Une contestation profonde en toile de fond
Les oppositions de gauche et de droite ont été plébiscitées Outre-Mer lors des récents scrutins : l'élection présidentielle avait ainsi vu Jean-Luc Mélenchon arriver d'abord très largement en tête au premier tour (près de 40 % des suffrages), avant que Marine Le Pen y recueille près de 60 % des voix au second tour, loin devant Emmanuel Macron. Le Monde avait souligné «la défiance des électeurs vis-à-vis de l’exécutif» et noté, à propos du scrutin législatif, que «la vague dégagiste dans les Outre-mer a emporté sur son passage quinze des dix-neuf candidats investis ou qui bénéficiaient du soutien de la coalition Ensemble!».
Les écarts économiques avec la métropole, les forts taux de chômage et de pauvreté ou encore le scandale du chlordécone ont été à l'origine de plusieurs mouvements de contestation importants dans les Outre-Mer, dont une grève générale de près de quarante-cinq jours en 2009.
Plus récemment, le refus de l'obligation vaccinale a donné lieu à de violents affrontements avec les forces de l'ordre, particulièrement en Guadeloupe, où le directeur du CHU avait dû être exfiltré par la police en début d'année.
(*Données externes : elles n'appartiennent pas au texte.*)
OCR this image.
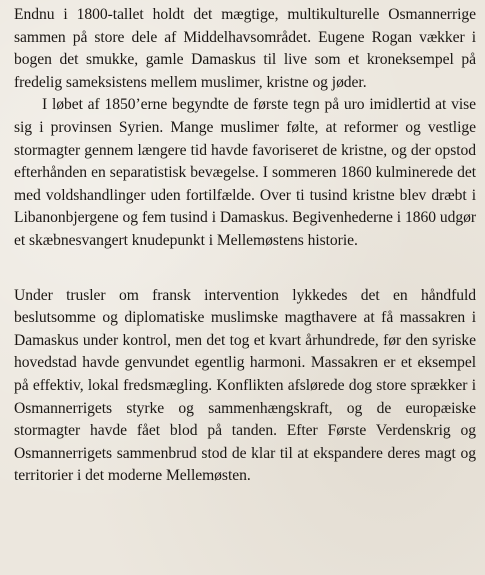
Endnu i 1800-tallet holdt det mægtige, multikulturelle Osmannerrige sammen på store dele af Middelhavsområdet. Eugene Rogan vækker i bogen det smukke, gamle Damaskus til live som et kroneksempel på fredelig sameksistens mellem muslimer, kristne og jøder.

I løbet af 1850’erne begyndte de første tegn på uro imidlertid at vise sig i provinsen Syrien. Mange muslimer følte, at reformer og vestlige stormagter gennem længere tid havde favoriseret de kristne, og der opstod efterhånden en separatistisk bevægelse. I sommeren 1860 kulminerede det med voldshandlinger uden fortilfælde. Over ti tusind kristne blev dræbt i Libanonbjergene og fem tusind i Damaskus. Begivenhederne i 1860 udgør et skæbnesvangert knudepunkt i Mellemøstens historie.

Under trusler om fransk intervention lykkedes det en håndfuld beslutsomme og diplomatiske muslimske magthavere at få massakren i Damaskus under kontrol, men det tog et kvart århundrede, før den syriske hovedstad havde genvundet egentlig harmoni. Massakren er et eksempel på effektiv, lokal fredsmægling. Konflikten afslørede dog store sprækker i Osmannerrigets styrke og sammenhængskraft, og de europæiske stormagter havde fået blod på tanden. Efter Første Verdenskrig og Osmannerrigets sammenbrud stod de klar til at ekspandere deres magt og territorier i det moderne Mellemøsten.
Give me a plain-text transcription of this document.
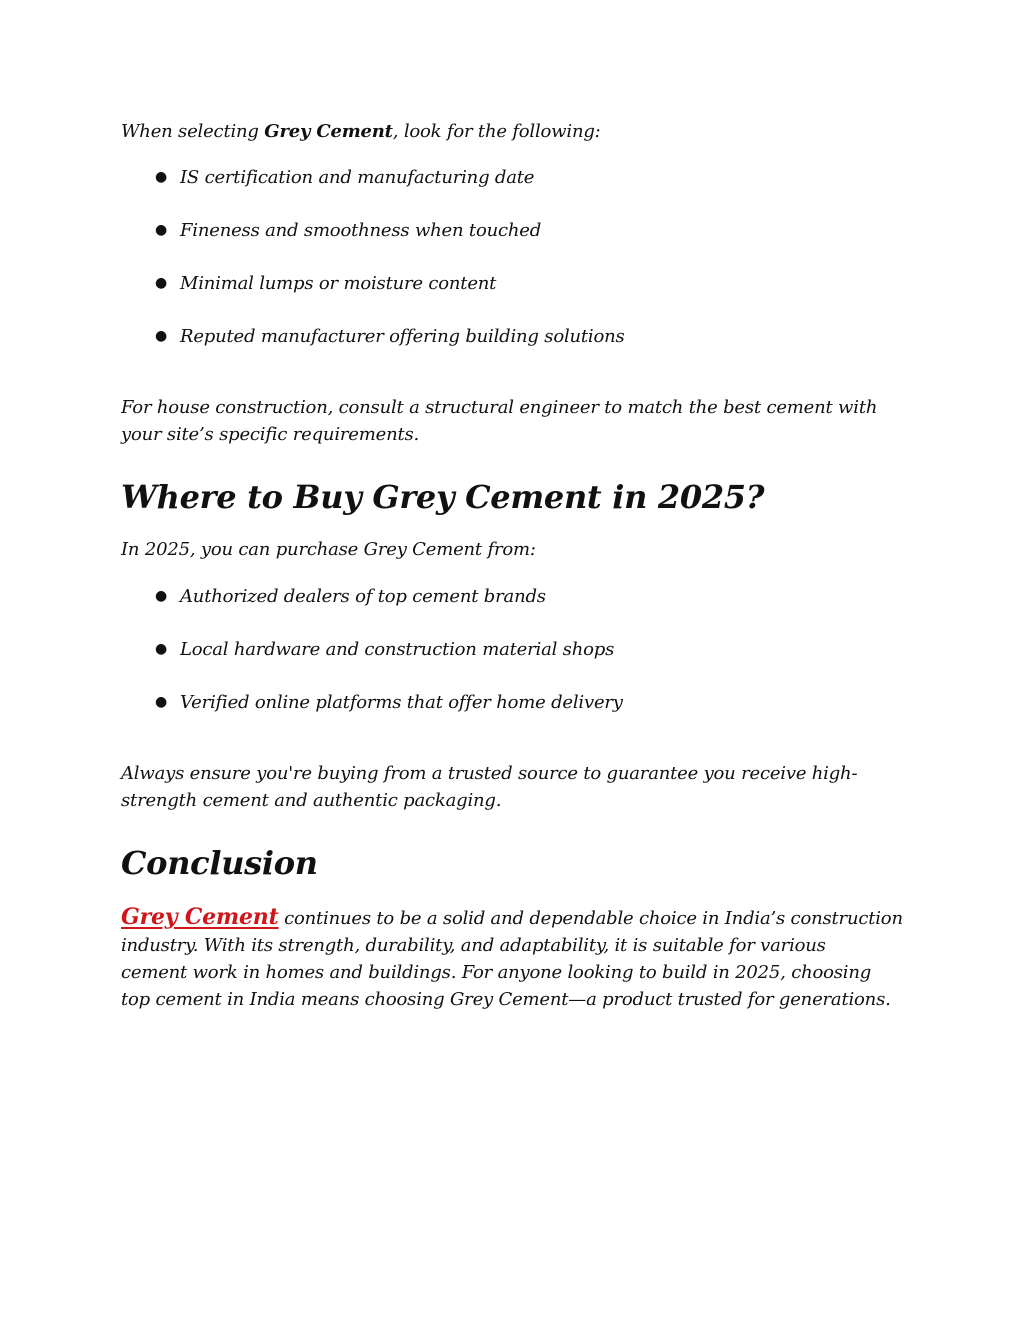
When selecting Grey Cement, look for the following:

● IS certification and manufacturing date
● Fineness and smoothness when touched
● Minimal lumps or moisture content
● Reputed manufacturer offering building solutions

For house construction, consult a structural engineer to match the best cement with

your site’s specific requirements.

Where to Buy Grey Cement in 2025?

In 2025, you can purchase Grey Cement from:

● Authorized dealers of top cement brands
● Local hardware and construction material shops
● Verified online platforms that offer home delivery

Always ensure you're buying from a trusted source to guarantee you receive high-

strength cement and authentic packaging.

Conclusion

Grey Cement continues to be a solid and dependable choice in India’s construction

industry. With its strength, durability, and adaptability, it is suitable for various

cement work in homes and buildings. For anyone looking to build in 2025, choosing

top cement in India means choosing Grey Cement—a product trusted for generations.
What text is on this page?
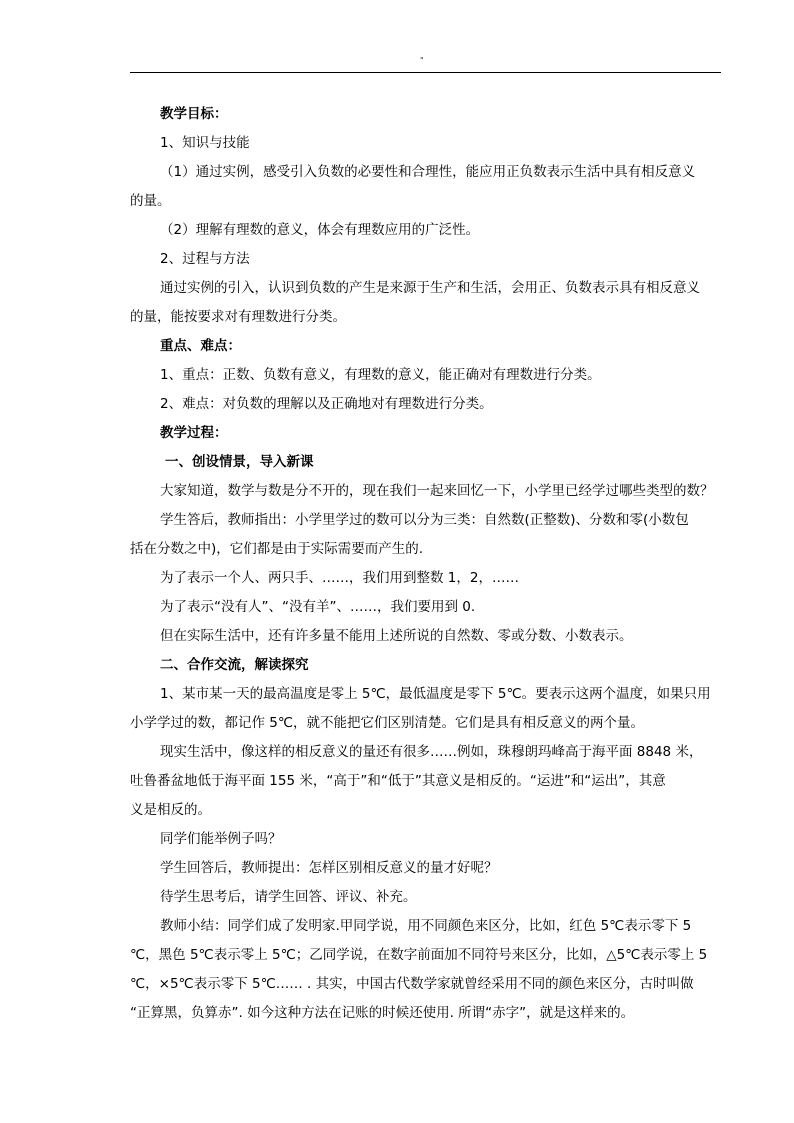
"
教学目标：
1、知识与技能
（1）通过实例，感受引入负数的必要性和合理性，能应用正负数表示生活中具有相反意义
的量。
（2）理解有理数的意义，体会有理数应用的广泛性。
2、过程与方法
通过实例的引入，认识到负数的产生是来源于生产和生活，会用正、负数表示具有相反意义
的量，能按要求对有理数进行分类。
重点、难点：
1、重点：正数、负数有意义，有理数的意义，能正确对有理数进行分类。
2、难点：对负数的理解以及正确地对有理数进行分类。
教学过程：
一、创设情景，导入新课
大家知道，数学与数是分不开的，现在我们一起来回忆一下，小学里已经学过哪些类型的数？
学生答后，教师指出：小学里学过的数可以分为三类：自然数(正整数)、分数和零(小数包
括在分数之中)，它们都是由于实际需要而产生的.
为了表示一个人、两只手、……，我们用到整数 1，2，……
为了表示“没有人”、“没有羊”、……，我们要用到 0.
但在实际生活中，还有许多量不能用上述所说的自然数、零或分数、小数表示。
二、合作交流，解读探究
1、某市某一天的最高温度是零上 5℃，最低温度是零下 5℃。要表示这两个温度，如果只用
小学学过的数，都记作 5℃，就不能把它们区别清楚。它们是具有相反意义的两个量。
现实生活中，像这样的相反意义的量还有很多……例如，珠穆朗玛峰高于海平面 8848 米，
吐鲁番盆地低于海平面 155 米，“高于”和“低于”其意义是相反的。“运进”和“运出”，其意
义是相反的。
同学们能举例子吗？
学生回答后，教师提出：怎样区别相反意义的量才好呢？
待学生思考后，请学生回答、评议、补充。
教师小结：同学们成了发明家.甲同学说，用不同颜色来区分，比如，红色 5℃表示零下 5
℃，黑色 5℃表示零上 5℃；乙同学说，在数字前面加不同符号来区分，比如，△5℃表示零上 5
℃，×5℃表示零下 5℃…… . 其实，中国古代数学家就曾经采用不同的颜色来区分，古时叫做
“正算黑，负算赤”. 如今这种方法在记账的时候还使用. 所谓“赤字”，就是这样来的。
En novembre 2021, des renforts de policiers et de gendarmes avaient été envoyés depuis la métropole, dont une cinquantaine de membres des unités du GIGN et du Raid, tandis que le ministre des Outre-Mer de l'époque, Sébastien Lecornu (désormais ministre des Armées), avait émis la suggestion d'accorder davantage d'«autonomie» à l'île peu après.
Le nouveau ministre délégué aux Outre-Mer, Jean-François Carenco, a d'ailleurs occupé la fonction de préfet de Guadeloupe de 1999 à 2002, après avoir été préfet de Saint-Pierre-et-Miquelon (1996-1997). Alors qu'il présidait jusqu'à présent la Commission de régulation de l'énergie, c'est désormais le «dossier explosif de l'Outre-mer» qui l'attend, estiment Les Echos.
Parmi les nouvelles arrivées au sein du deuxième gouvernement d'Elisabeth Borne figure également Sonia Backès, nommée secrétaire d'État chargée de la Citoyenneté auprès du ministère de l'Intérieur et des Outre-mer. Présidente de la province sud de cette collectivité française, elle a été décrite par TF1 comme une «figure de la droite anti-indépendance de Nouvelle-Calédonie», qui avait annoncé son ralliement au président de la République au début de l'année 2022. «Si la Nouvelle-Calédonie est restée française, c'est grâce à l'engagement d'Emmanuel Macron et de Sébastien Lecornu», avait-elle déclaré à cette occasion auprès du Figaro.